SCN Circadian Output Degrades with Age
Takahiro J. Nakamura, Wataru Nakamura, Shin Yamazaki, Takashi Kudo, Tamara Cutler, et al.
(see pages 10201–10205)
Circadian oscillations of various physiological functions are coordinated by cyclic secretion of neuropeptides by suprachiasmatic nucleus (SCN) neurons, which exhibit endogenous oscillations in gene expression and firing. Circadian rhythms weaken with advancing age, as is evident in sleep patterns: elderly people often sleep less at night and more during the day. Whether circadian disruption results from weaker oscillations in SCN protein levels or neuronal activity or from impaired coordination either among SCN cells or of other regulatory systems (e.g., sleep centers) is unclear. Addressing this question in mice, Nakamura et al. found that older animals were less active overall, and their behavior was fragmented into more bouts. Whereas younger mice had clear circadian oscillations in SCN activity, SCN activity levels fluctuated throughout the day in older animals. Moreover, although the clock gene PER2 showed circadian oscillation in all mice, levels were reduced and cycle periods were more variable in explant cultures from older mice.
Nonpeptidergic Nociceptors Transiently Express TRPV1
Daniel J. Cavanaugh, Alexander T. Chesler, Joao M. Bráz, Nirao M. Shah, David Julius, et al.
(see pages 10119–10127)
Nociception is mediated by myelinated Aδ fibers and small, unmyelinated peptidergic or nonpeptidergic C-fibers. Besides their different patterns of gene expression, C-fibers innervate different skin layers, terminate in different laminae of the dorsal horn, and although generally polymodal, convey different types of nociceptive information: nonpeptidergic neurons primarily signal mechanical pain, whereas peptidergic nociceptors signal noxious heat. Expression of TRPV1 channels likely underlies the heat sensitivity of peptidergic nociceptors, but low levels of TRPV1 expression have also been detected in nonpeptidergic nociceptors. To more definitively assess the distribution of TRPV1 channels, Cavanaugh et al. generated mice that expressed markers either in cells that had expressed TRPV1 at any point during development or only in cells that expressed TRPV1 at the time of the assay. This revealed that during development, TRPV1 is expressed in subsets of both peptidergic and nonpeptidergic nociceptors, but expression subsides in most nonpeptidergic nociceptors during the first two postnatal weeks.

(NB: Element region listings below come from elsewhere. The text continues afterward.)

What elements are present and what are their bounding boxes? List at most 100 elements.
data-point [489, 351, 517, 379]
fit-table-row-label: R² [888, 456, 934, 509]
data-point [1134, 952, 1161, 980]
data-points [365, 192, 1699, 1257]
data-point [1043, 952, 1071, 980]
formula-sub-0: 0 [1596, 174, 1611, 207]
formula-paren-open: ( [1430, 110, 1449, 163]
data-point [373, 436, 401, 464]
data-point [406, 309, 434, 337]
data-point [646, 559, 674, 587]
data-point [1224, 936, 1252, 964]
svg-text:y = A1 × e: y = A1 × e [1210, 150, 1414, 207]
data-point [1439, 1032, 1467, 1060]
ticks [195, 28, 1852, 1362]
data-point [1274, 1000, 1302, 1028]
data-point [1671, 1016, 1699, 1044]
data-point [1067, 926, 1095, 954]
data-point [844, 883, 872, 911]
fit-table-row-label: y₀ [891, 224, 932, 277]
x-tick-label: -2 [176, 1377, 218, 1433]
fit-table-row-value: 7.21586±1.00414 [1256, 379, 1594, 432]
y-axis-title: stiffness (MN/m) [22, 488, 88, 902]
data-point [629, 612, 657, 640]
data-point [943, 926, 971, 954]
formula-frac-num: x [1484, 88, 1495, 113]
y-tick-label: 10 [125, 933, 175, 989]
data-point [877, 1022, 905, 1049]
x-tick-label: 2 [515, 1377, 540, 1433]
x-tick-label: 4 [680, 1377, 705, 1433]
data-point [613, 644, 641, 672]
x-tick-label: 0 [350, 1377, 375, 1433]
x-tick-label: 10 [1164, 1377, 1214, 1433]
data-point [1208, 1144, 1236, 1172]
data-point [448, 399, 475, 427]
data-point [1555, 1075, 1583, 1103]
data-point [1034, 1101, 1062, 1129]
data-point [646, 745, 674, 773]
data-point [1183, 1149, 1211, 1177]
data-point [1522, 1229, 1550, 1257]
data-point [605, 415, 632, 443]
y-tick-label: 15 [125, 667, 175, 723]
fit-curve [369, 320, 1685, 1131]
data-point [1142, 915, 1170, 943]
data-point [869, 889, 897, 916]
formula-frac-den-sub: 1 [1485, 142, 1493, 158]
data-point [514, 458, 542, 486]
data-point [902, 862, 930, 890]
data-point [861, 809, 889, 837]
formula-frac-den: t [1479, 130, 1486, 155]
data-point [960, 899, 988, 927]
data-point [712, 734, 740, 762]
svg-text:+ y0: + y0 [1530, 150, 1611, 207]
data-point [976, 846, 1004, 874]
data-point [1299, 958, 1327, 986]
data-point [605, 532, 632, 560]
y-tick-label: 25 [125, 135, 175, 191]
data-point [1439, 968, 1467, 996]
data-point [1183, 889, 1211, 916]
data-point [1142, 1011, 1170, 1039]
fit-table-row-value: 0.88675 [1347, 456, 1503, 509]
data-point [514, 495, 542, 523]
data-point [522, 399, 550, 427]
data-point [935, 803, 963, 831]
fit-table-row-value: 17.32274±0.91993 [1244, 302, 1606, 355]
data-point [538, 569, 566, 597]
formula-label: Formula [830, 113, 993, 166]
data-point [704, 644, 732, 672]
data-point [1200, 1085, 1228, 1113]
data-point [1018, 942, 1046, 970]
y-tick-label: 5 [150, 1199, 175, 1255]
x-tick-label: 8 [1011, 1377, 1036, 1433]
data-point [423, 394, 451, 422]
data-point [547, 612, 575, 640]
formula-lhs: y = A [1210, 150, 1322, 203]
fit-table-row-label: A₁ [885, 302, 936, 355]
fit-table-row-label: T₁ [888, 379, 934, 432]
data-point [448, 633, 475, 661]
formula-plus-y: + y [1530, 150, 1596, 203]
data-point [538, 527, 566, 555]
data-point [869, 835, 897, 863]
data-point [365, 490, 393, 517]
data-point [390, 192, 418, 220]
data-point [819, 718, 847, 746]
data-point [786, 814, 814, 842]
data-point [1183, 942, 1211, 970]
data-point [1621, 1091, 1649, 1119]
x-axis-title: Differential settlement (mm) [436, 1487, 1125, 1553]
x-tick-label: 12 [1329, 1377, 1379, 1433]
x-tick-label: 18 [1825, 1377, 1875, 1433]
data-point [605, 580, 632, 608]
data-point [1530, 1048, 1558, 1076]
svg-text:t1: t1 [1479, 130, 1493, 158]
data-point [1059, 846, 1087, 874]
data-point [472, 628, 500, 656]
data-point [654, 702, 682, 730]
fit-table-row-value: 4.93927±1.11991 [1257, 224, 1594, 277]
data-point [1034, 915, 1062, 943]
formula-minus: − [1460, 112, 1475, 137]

Synchronous Neural Oscillations Reflect Imagined Musical Meter
Sylvie Nozaradan, Isabelle Peretz, Marcus Missal, and André Mouraux
(see pages 10234–10240)
People perceive beat in musical rhythms when periodicity is absent: one can even imagine the beat when the pulse occurs during a pause in the music or when a note is held. Synchronous oscillations in neural activity have been proposed to underlie the perception of beat, but direct evidence for this hypothesis has been lacking. Nozaradan et al. speculated that such oscillations might be detectable with EEG recordings. Indeed, when subjects were presented with an auditory stimulus that was amplitude-modulated to produce a pseudo-periodic beat, the EEG signal amplitude showed periodic peaks at the beat frequency. Moreover, when subjects were instructed to imagine a binary or tertiary substructure (i.e., meter) within the beat structure, the EEG revealed additional peaks consistent with the imagined substructure even though the actual stimuli were identical. These data support the hypothesis that neural activity becomes entrained to the beat frequency and that imagined features are similarly represented.
Neurobiology of Disease
Schwann Cell Mitochondrial Dysfunction Causes Axon Degeneration
Andreu Viader, Judith P. Golden, Robert H. Baloh, Robert E. Schmidt, Daniel A. Hunter, et al.
(see pages 10128–10140)
Neuronal mitochondrial dysfunction has been implicated in several neurodegenerative diseases. Although mitochondrial abnormalities associated with diabetes- and HIV-related neuropathies often occur selectively in Schwann cells, the contribution of glial mitochondrial abnormalities to neuropathy has not been widely investigated. To address this, Viader et al. knocked out the mitochondrial transcription factor Tfam, which is required for transcription of respiratory chain proteins, specifically in Schwann cells. Despite impaired respiratory function, Schwann cells survived and continued to proliferate, and mutant mice developed normally. Nonetheless, adults exhibited progressive peripheral neuropathy characterized by degeneration, first of unmyelinated fibers (bundles of which are normally wrapped by a single Schwann cell) and then of myelinated fibers, resulting in distal weakness and impaired sensory function. This same pattern occurs in diabetic and HIV-associated peripheral neuropathy. Upon nerve injury, Tfam-deficient Schwann cells dedifferentiated and promoted axonal regeneration normally, but the Schwann cells did not redifferentiate, so regenerated axons remained unmyelinated.